Nontraditional players such as Amazon share multiple commonalities, including their focus on the home. Another commonality is their focus on specific populations, as Ney previously explained.

With Amazon and One Medical, it’s too early to say whether they’ll target the employer market – or perhaps turn their attention to serving older adults. Given One Medical’s control of Iora, the latter seems more than possible.

“Will they build it out more, recognizing that where there is a high degree of innovation and potential financial upside in the Medicare Advantage space, which is where Iora is focused?” Ney said. “Will they focus there? Or will it be an employer and consumer push more? It’s all up in the air right now.”

In 2021, there were 54 million adults 65 and older living in the U.S., according to the Census Bureau. That accounted for about 16.5% of the nation’s total population. Additionally, by 2030, all baby boomers will be 65 years old or older.

And while the sheer size of this group makes it a worthwhile opportunity for a company like Amazon, seniors also bring an immense amount of buying power to the table. The “mature market” last year had an estimated $1.6 trillion in spending power and a net worth that was almost twice the U.S. average.

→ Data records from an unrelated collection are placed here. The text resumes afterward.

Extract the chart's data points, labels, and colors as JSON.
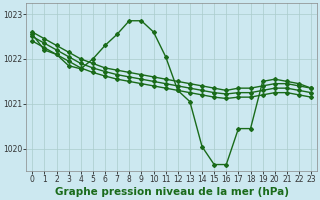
{
  "bg_color": "#cce8f0",
  "grid_color": "#aacccc",
  "line_color": "#1a6b1a",
  "title": "Graphe pression niveau de la mer (hPa)",
  "xlim": [
    -0.5,
    23.5
  ],
  "ylim": [
    1019.5,
    1023.25
  ],
  "yticks": [
    1020,
    1021,
    1022,
    1023
  ],
  "xticks": [
    0,
    1,
    2,
    3,
    4,
    5,
    6,
    7,
    8,
    9,
    10,
    11,
    12,
    13,
    14,
    15,
    16,
    17,
    18,
    19,
    20,
    21,
    22,
    23
  ],
  "lines": [
    {
      "x": [
        0,
        1,
        2,
        3,
        4,
        5,
        6,
        7,
        8,
        9,
        10,
        11,
        12,
        13,
        14,
        15,
        16,
        17,
        18,
        19,
        20,
        21,
        22,
        23
      ],
      "y": [
        1022.55,
        1022.2,
        1022.1,
        1021.85,
        1021.78,
        1022.0,
        1022.3,
        1022.55,
        1022.85,
        1022.85,
        1022.6,
        1022.05,
        1021.3,
        1021.05,
        1020.05,
        1019.65,
        1019.65,
        1020.45,
        1020.45,
        1021.5,
        1021.55,
        1021.5,
        1021.45,
        1021.35
      ],
      "marker": "D",
      "markersize": 2.0,
      "linewidth": 1.0
    },
    {
      "x": [
        0,
        1,
        2,
        3,
        4,
        5,
        6,
        7,
        8,
        9,
        10,
        11,
        12,
        13,
        14,
        15,
        16,
        17,
        18,
        19,
        20,
        21,
        22,
        23
      ],
      "y": [
        1022.6,
        1022.45,
        1022.3,
        1022.15,
        1022.0,
        1021.9,
        1021.8,
        1021.75,
        1021.7,
        1021.65,
        1021.6,
        1021.55,
        1021.5,
        1021.45,
        1021.4,
        1021.35,
        1021.3,
        1021.35,
        1021.35,
        1021.4,
        1021.45,
        1021.45,
        1021.4,
        1021.35
      ],
      "marker": "D",
      "markersize": 2.0,
      "linewidth": 1.0
    },
    {
      "x": [
        0,
        1,
        2,
        3,
        4,
        5,
        6,
        7,
        8,
        9,
        10,
        11,
        12,
        13,
        14,
        15,
        16,
        17,
        18,
        19,
        20,
        21,
        22,
        23
      ],
      "y": [
        1022.5,
        1022.35,
        1022.2,
        1022.05,
        1021.9,
        1021.8,
        1021.72,
        1021.65,
        1021.6,
        1021.55,
        1021.5,
        1021.45,
        1021.4,
        1021.35,
        1021.3,
        1021.25,
        1021.22,
        1021.25,
        1021.25,
        1021.3,
        1021.35,
        1021.35,
        1021.3,
        1021.25
      ],
      "marker": "D",
      "markersize": 2.0,
      "linewidth": 1.0
    },
    {
      "x": [
        0,
        1,
        2,
        3,
        4,
        5,
        6,
        7,
        8,
        9,
        10,
        11,
        12,
        13,
        14,
        15,
        16,
        17,
        18,
        19,
        20,
        21,
        22,
        23
      ],
      "y": [
        1022.4,
        1022.25,
        1022.1,
        1021.95,
        1021.8,
        1021.7,
        1021.62,
        1021.55,
        1021.5,
        1021.45,
        1021.4,
        1021.35,
        1021.3,
        1021.25,
        1021.2,
        1021.15,
        1021.12,
        1021.15,
        1021.15,
        1021.2,
        1021.25,
        1021.25,
        1021.2,
        1021.15
      ],
      "marker": "D",
      "markersize": 2.0,
      "linewidth": 1.0
    }
  ],
  "title_fontsize": 7.5,
  "tick_fontsize": 5.5
}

By the numbers: One Medical

One Medical released its financial results for the second quarter of 2022 on Wednesday. Here are a few key highlights:

– Total membership count as of quarter-end was 790,000, compared to 621,000 in Q2 2021 (a 27% increase).

– Net revenue was $255.8 million, compared to $120.4 million a year ago (a 112% increase).

– Loss from operations was $97.4 million, or 38% of net revenue; net loss was $93.8 million, or 37% of net revenue.